Inside the little school building, Lawrence recalled that the potbellied woodstove, which had been the source of heat in the winter, was in the center and that a cloakroom or closet on one end of the room had been where children placed their lunches and coats.
One privy too many
On the far side of the school building, the volunteers who reconstructed it also built a wooden replica shallow well, and at the back of the building, two replica outhouses. The idea was for these to represent separate privies for boys and girls. But Lawrence shared some startling information.
“The boys didn’t have no toilet,” he said. “They had to get permission, but they had to go to the woods.”

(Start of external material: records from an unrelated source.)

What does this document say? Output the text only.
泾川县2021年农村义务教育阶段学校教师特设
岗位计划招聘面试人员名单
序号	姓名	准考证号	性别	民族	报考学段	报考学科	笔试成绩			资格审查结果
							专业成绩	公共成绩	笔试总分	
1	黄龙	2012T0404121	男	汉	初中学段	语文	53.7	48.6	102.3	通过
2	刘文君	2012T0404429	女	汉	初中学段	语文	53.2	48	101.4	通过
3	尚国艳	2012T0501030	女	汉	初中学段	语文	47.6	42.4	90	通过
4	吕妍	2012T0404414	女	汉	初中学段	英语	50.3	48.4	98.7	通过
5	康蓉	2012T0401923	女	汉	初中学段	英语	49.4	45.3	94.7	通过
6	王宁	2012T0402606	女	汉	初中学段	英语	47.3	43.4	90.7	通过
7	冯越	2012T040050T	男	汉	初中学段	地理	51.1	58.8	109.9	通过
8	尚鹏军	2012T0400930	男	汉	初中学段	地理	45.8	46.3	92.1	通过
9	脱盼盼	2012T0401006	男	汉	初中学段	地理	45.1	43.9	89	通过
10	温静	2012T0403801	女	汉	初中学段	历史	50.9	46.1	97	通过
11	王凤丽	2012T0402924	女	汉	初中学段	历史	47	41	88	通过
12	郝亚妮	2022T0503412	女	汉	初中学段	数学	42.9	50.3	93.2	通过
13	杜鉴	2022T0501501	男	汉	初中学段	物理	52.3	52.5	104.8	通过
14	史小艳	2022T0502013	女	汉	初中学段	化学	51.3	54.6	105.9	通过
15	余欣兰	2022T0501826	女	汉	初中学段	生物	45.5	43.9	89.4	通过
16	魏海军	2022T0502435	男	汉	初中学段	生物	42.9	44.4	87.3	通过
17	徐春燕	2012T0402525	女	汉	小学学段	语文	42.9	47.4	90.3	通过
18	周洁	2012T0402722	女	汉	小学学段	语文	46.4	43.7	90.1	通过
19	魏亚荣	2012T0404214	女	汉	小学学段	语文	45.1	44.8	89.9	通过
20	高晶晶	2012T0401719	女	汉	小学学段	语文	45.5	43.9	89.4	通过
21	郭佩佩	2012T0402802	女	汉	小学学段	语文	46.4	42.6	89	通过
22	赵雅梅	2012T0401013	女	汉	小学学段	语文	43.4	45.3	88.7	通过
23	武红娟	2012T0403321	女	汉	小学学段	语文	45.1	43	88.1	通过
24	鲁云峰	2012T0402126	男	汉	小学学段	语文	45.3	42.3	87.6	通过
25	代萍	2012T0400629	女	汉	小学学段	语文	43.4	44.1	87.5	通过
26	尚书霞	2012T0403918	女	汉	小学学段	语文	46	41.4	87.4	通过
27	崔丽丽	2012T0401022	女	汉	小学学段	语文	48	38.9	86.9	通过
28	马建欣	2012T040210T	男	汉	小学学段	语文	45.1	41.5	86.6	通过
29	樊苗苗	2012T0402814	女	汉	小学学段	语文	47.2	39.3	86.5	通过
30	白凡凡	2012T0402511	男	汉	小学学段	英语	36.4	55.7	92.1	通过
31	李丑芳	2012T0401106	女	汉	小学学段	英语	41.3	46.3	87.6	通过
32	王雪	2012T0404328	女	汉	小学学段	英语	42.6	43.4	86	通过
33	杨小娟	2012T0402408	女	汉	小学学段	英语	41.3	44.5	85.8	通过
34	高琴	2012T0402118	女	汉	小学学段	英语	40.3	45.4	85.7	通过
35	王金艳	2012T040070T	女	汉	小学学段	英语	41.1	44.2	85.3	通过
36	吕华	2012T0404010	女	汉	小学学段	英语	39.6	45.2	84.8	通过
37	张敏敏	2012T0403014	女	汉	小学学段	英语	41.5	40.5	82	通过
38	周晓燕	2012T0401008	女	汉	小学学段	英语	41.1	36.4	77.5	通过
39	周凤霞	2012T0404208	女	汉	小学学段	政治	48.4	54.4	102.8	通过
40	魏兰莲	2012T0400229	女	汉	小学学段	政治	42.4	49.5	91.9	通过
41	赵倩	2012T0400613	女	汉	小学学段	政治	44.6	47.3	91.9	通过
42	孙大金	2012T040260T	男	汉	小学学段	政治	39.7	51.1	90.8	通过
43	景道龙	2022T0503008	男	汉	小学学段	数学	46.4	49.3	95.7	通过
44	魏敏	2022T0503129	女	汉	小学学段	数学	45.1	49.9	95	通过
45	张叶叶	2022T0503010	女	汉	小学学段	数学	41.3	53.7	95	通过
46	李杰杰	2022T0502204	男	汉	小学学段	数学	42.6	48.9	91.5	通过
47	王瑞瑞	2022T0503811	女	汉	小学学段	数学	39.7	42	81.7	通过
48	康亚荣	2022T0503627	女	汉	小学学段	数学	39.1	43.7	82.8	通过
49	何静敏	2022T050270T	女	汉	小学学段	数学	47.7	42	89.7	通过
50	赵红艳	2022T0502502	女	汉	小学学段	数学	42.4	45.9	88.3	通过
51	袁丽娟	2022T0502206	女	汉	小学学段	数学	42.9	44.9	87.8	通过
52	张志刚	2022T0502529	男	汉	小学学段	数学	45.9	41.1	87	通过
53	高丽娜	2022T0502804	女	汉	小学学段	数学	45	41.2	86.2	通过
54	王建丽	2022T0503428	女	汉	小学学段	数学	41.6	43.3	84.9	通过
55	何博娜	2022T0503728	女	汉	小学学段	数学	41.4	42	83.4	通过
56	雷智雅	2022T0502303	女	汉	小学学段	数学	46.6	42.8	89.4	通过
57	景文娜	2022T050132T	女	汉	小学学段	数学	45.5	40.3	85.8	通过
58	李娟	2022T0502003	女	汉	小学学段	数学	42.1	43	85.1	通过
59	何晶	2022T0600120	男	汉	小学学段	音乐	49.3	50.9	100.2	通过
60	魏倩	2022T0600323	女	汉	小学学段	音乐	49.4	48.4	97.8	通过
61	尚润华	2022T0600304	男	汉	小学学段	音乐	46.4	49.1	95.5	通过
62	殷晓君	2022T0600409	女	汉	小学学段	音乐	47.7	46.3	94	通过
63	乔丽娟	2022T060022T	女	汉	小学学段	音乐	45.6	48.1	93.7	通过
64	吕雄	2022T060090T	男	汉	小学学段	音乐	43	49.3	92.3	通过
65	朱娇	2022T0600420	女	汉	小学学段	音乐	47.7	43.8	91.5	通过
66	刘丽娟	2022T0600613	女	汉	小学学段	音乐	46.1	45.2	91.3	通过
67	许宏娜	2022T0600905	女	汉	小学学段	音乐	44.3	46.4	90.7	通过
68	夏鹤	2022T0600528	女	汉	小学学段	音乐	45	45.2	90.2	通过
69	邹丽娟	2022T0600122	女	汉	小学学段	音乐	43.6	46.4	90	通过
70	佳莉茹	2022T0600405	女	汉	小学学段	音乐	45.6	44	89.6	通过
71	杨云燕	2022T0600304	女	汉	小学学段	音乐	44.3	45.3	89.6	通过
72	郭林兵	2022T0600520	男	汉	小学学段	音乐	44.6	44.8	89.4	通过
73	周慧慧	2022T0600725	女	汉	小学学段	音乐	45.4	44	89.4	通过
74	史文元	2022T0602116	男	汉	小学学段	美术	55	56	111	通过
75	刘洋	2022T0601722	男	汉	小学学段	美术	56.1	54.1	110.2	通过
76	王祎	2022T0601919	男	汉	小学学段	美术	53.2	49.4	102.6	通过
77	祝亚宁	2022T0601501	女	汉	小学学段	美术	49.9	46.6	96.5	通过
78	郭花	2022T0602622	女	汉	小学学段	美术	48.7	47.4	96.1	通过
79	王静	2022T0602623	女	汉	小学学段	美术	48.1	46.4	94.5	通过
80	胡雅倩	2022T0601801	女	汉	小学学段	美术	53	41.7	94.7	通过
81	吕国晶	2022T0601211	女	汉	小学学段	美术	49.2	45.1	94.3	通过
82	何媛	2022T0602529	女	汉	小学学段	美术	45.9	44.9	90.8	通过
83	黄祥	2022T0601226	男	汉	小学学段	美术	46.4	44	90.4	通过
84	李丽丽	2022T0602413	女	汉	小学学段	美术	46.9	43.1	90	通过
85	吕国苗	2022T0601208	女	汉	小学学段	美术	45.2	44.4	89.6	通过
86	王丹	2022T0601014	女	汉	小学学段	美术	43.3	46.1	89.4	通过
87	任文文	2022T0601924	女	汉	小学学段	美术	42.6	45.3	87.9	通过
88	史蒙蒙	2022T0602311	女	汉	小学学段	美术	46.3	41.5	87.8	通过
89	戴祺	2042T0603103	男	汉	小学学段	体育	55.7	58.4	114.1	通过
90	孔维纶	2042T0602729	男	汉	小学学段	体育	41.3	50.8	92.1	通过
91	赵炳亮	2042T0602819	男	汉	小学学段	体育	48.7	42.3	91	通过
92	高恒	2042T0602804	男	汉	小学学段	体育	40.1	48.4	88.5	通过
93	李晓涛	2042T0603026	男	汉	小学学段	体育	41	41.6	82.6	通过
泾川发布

The school had been intended for up to 70 children. But for a rural school for Black children in a farming area, full attendance was almost never achieved, since the children, especially the boys, were expected to work on the farms, Jackson said.
Students walked to the school from homes in several directions. There was no school bus service, and Lawrence said he doesn’t recall parents ever dropping children off or picking them up in a vehicle. When a school bus service was provided for the African American public schools, as was the case for Willow Hill circa 1950, parents had to pay a fee for their children to ride, Jackson said.
Another speaker for Friday’s presentation was Inger Wood, who now works in academic advising at Georgia Southern University but has a background in archaeology and historic preservation.
Author of the February 2014 faculty presentation, “The Bennett Grove School: Bulloch County’s Last One Room African American Schoolhouse,” she recalled a symposium held on the topic that year. She and her husband, anthropology Associate Professor Dr. Jared Wood, and a group of student volunteers also took part in a cleanup and documentation effort at the school on its original site, along a dirt road north of Portal, that year.
Volunteers at that time talked about possibly stabilizing the building or moving it, intact, to Willow Hill. But already leaning onto a pine tree in 2014, the old schoolhouse collapsed when Hurricane Matthew came through in 2016.
Then a group of community volunteers helped catalog the beams and boards and transport them to the Willow Hill campus.
Bennett Grove reborn
More recently, Rondie Lundy, who works for the Willow Hill Center as its part-time handyman, led the volunteer effort to rebuild the Bennett Grove schoolhouse. Both he and Tommy Holloway, the volunteer who helped him most often, are descendants of some of the people who founded the Willow Hill School in 1874.
Lumber salvaged from some old barns was used to replace a number of boards from Bennett Grove that had deteriorated too badly to reassemble.
Representing others
Now the building stands again as the last representative of 43 African American one-room schools that existed in Bulloch County between 1920 and 1952.
“It tells the story of survival, it tells a story of struggle, it tells a story of overcoming, and that’s why I wanted this structure to be here so that students in future generations could see the great importance of African American education in Bulloch County, Georgia,” Jackson said.
The presentation was co-sponsored by the Georgia African American Historic Preservation Network, or GAAHPN, of which Jackson is the current chairperson. In existence since January 1989, the organization now has more than 3,000 volunteers, working together to preserve structures and tell the story of African Americans in Georgia, he said.